Were Federal COVID Relief Funds for Schools Enough?
You may be able to download this chapter for free via the Document Object Identifier.
Congress responded to the COVID pandemic’s unprecedented disruptions to instruction for America’s schoolchildren with an unprecedented amount of federal aid for school districts. While this relief has been widely characterized as a major windfall for K-12 education, per-pupil amounts vary considerably across districts and the costs districts face for COVID mitigation and recovery will also vary. In this paper, we conduct simulations to understand the potential distribution of net effects of the pandemic and federal aid on the finances of local school districts in the next several years.
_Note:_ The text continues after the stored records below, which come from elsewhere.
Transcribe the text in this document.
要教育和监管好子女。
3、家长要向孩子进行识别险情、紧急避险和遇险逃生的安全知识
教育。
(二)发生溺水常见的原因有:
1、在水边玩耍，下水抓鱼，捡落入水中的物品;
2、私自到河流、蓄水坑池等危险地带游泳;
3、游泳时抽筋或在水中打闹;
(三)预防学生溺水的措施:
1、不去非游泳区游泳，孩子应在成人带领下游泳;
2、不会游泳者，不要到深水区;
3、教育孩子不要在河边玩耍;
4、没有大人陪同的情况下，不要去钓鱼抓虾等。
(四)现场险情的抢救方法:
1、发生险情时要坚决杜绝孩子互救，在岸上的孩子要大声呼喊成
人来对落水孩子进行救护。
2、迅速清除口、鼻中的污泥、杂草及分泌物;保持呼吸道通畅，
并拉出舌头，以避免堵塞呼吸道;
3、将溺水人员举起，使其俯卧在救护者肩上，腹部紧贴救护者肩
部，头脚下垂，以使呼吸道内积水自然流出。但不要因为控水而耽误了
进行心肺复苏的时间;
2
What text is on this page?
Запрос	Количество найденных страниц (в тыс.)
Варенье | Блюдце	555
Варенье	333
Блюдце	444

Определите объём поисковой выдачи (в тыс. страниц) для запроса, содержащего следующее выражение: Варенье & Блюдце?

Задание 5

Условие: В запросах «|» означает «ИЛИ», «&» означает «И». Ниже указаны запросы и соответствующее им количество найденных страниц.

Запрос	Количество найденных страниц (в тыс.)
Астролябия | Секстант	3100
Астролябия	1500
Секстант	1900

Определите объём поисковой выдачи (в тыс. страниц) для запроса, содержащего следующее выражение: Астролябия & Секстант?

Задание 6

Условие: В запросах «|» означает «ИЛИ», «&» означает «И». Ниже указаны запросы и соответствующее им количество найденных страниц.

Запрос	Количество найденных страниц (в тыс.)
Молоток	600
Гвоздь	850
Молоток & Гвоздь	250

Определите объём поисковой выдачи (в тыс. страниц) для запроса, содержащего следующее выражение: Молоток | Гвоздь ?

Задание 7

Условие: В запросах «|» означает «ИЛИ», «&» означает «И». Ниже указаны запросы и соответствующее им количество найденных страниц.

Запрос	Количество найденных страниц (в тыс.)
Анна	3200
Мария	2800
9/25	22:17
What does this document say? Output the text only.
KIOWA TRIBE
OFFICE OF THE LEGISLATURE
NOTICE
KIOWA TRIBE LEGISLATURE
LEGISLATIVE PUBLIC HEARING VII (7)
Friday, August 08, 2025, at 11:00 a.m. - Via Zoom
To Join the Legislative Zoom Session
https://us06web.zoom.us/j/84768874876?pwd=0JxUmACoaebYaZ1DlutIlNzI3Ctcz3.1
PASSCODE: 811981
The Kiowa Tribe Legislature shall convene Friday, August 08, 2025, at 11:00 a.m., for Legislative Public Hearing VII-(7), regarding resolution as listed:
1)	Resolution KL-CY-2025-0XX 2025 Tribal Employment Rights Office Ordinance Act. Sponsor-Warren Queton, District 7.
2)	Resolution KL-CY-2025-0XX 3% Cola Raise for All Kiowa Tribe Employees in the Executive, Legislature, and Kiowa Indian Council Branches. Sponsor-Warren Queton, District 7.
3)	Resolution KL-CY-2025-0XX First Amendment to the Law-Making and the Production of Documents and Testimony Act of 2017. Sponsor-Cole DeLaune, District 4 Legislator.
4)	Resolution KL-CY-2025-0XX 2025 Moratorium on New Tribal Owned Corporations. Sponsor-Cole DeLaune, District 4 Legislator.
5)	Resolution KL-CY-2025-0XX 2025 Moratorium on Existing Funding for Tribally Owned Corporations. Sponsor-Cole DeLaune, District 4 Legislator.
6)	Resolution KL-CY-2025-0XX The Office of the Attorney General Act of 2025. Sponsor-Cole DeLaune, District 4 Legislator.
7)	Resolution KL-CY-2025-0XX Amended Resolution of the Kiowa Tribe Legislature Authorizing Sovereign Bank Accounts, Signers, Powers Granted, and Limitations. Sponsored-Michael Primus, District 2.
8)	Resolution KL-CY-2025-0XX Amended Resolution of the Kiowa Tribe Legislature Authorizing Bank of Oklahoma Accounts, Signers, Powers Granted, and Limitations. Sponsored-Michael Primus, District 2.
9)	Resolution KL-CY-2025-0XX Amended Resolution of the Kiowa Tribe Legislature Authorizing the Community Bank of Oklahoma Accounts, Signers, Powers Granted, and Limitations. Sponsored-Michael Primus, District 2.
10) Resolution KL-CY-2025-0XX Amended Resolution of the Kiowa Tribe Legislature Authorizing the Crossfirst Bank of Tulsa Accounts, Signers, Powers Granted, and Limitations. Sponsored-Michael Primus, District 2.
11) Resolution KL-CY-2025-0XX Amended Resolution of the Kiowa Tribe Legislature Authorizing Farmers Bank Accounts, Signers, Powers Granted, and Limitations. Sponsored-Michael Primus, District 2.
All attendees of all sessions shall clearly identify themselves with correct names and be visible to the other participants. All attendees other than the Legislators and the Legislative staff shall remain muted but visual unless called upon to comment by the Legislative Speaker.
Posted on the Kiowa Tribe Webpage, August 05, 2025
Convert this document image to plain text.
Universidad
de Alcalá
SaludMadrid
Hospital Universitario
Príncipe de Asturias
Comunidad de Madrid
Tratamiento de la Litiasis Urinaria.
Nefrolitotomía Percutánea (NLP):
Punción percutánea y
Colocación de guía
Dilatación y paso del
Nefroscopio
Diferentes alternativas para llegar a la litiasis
In our baseline scenario, we assume one-time adjustment costs of $500 per pupil plus additional costs of $1,000 per student in poverty and $500 per student not in poverty per year for four years. Federal aid was distributed proportional to the longstanding Title I program, which sends more money per pupil to higher poverty districts. Low-poverty districts are therefore projected to face some budgetary shortfalls, while many higher poverty districts are projected to have excess funds, which they could direct towards long standing challenges. While our findings depend on key assumptions about the COVID-related costs, we find significant district-level variation in simulated net fiscal impacts, in part but not completely due to poverty rates, across all the scenarios we consider.